At Seeds of Hope we believe in instilling hope that a person can become fully recovered from an eating disorder and be free from eating disorder thoughts and symptoms. We teach that eating disorders develop as a coping mechanism and a way to navigate life, and through this understanding we aim to teach our clients that they can heal their relationship with food, their bodies, and themselves. We believe in providing individualized care to each one of our clients, as the recovery process looks different for everyone. Clients are met where they are in this process and are provided with tools and an understanding of themselves to help choose a life free from disordered eating. Also, we understand how eating disorders come in various forms and believe that all those who deal with these symptoms are deserving of treatment.
While in treatment, clients are encouraged to develop their own sense of selves as a way to lessen the hold of their eating disorder and provide a feeling of autonomy in recovery. Staff help guide the client in identifying underlying causes of the eating disorder while also actively engaging in experiential and behavioral interventions to reduce anxiety around food. We help our clients find a more holistic definition of what “healthy” means to them and teach that there are no “good” or “bad” foods as a way to reduce shame that fuels eating disorder behaviors.
We use an eclectic variety of therapeutic interventions, such as CBT, DBT, Narrative Therapy, and Motivational Interviewing. We purposely keep our group sizes small to allow clients to feel heard and get the support they need. We also include holistic practices in treatment, as we believe that a healthy connection between mind, body, and spirit is integral in the recovery process. Clients are encouraged to take an active role in their own recovery and are supported by staff throughout this process. We serve people of all genders and aim to create a safe and welcoming space for all.
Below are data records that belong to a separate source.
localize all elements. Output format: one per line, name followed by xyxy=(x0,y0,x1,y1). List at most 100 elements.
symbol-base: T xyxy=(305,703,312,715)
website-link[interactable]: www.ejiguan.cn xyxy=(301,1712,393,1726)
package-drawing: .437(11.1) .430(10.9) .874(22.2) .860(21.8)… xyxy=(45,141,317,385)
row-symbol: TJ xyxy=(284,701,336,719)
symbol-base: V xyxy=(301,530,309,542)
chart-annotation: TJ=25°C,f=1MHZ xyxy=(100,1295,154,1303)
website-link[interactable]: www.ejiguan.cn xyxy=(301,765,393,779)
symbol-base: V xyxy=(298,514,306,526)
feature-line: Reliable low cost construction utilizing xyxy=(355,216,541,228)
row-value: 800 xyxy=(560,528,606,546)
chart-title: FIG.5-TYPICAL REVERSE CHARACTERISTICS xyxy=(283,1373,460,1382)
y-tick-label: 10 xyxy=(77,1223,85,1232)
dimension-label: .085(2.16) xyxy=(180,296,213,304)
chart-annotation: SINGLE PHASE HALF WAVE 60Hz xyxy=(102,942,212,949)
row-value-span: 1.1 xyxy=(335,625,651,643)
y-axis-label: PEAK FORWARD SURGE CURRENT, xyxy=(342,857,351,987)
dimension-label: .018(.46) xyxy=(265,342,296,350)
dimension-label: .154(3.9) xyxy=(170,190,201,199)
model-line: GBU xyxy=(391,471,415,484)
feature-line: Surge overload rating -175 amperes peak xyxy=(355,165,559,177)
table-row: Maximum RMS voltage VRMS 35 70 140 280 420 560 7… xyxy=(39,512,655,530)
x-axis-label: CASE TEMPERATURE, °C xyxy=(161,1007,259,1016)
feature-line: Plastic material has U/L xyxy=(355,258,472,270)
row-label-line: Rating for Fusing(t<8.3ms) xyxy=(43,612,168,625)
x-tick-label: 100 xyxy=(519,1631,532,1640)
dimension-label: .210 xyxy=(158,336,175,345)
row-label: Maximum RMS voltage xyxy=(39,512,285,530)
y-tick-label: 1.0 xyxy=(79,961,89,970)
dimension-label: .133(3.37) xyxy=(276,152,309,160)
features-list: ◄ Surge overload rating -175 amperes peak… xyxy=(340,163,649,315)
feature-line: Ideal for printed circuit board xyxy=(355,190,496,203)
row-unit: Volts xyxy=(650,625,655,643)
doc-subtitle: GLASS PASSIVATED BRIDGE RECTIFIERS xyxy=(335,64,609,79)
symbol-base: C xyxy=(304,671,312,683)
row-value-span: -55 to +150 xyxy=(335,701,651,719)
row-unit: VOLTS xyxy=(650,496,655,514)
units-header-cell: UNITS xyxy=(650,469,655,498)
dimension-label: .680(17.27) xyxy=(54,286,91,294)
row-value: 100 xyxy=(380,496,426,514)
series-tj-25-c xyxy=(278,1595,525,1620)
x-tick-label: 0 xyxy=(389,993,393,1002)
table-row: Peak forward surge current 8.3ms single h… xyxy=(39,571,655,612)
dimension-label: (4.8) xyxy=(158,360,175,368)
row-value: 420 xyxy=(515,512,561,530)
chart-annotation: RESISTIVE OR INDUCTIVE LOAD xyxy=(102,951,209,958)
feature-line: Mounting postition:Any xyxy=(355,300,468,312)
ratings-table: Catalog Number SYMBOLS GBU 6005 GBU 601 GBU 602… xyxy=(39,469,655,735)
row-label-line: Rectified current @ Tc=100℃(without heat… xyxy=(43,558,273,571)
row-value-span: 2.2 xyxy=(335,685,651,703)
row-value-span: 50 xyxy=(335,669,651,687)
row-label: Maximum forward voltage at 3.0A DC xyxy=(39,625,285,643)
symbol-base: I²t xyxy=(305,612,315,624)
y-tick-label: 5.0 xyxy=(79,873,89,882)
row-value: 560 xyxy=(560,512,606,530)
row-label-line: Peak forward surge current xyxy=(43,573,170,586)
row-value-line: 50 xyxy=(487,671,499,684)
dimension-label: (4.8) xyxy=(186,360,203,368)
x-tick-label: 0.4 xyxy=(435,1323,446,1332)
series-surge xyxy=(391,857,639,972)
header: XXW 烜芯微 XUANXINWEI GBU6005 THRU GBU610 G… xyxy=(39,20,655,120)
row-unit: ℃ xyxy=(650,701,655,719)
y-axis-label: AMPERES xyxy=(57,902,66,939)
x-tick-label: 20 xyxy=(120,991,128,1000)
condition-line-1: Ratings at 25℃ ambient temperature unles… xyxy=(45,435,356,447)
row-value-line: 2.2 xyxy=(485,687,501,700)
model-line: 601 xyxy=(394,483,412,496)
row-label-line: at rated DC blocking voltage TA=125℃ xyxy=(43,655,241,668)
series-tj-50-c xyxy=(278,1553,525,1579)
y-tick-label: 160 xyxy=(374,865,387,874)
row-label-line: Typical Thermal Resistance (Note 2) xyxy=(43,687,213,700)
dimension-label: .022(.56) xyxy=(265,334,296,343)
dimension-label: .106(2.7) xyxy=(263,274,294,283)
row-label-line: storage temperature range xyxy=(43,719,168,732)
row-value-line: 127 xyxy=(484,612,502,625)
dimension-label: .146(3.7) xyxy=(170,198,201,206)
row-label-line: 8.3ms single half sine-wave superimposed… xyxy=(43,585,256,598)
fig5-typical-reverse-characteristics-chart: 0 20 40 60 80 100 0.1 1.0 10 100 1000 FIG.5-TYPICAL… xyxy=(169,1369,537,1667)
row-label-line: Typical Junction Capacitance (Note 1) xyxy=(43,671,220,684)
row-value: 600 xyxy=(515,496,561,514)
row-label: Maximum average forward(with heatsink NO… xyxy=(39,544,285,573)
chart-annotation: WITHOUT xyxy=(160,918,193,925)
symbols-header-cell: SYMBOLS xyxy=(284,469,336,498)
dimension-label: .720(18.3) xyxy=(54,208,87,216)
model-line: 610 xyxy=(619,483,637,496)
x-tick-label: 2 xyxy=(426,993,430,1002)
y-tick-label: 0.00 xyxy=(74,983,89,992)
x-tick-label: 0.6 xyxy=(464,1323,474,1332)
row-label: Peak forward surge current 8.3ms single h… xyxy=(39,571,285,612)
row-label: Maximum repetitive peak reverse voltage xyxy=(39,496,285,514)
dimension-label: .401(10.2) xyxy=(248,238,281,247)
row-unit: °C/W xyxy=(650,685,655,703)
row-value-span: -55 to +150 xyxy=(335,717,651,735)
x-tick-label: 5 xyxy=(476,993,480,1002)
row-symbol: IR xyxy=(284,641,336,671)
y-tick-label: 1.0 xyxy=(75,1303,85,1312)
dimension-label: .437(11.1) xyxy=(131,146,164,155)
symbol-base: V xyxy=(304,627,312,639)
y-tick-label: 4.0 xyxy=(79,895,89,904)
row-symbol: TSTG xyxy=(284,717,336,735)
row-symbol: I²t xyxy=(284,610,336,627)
Clients are supported through the experiential practice of having a meal each treatment day as a way to reduce anxiety around food. These meals are a place to practice real life situations, such as going to the grocery store and preparing a meal, going out to eat, and having flexibility around food. These experiences can then be transferred to the client’s life outside of treatment and serve as an important bridge between treatment and the recovery process. Clients are provided with consistent support throughout these experiences from clinical staff and are encouraged to verbalize their needs while challenging eating disorder thoughts.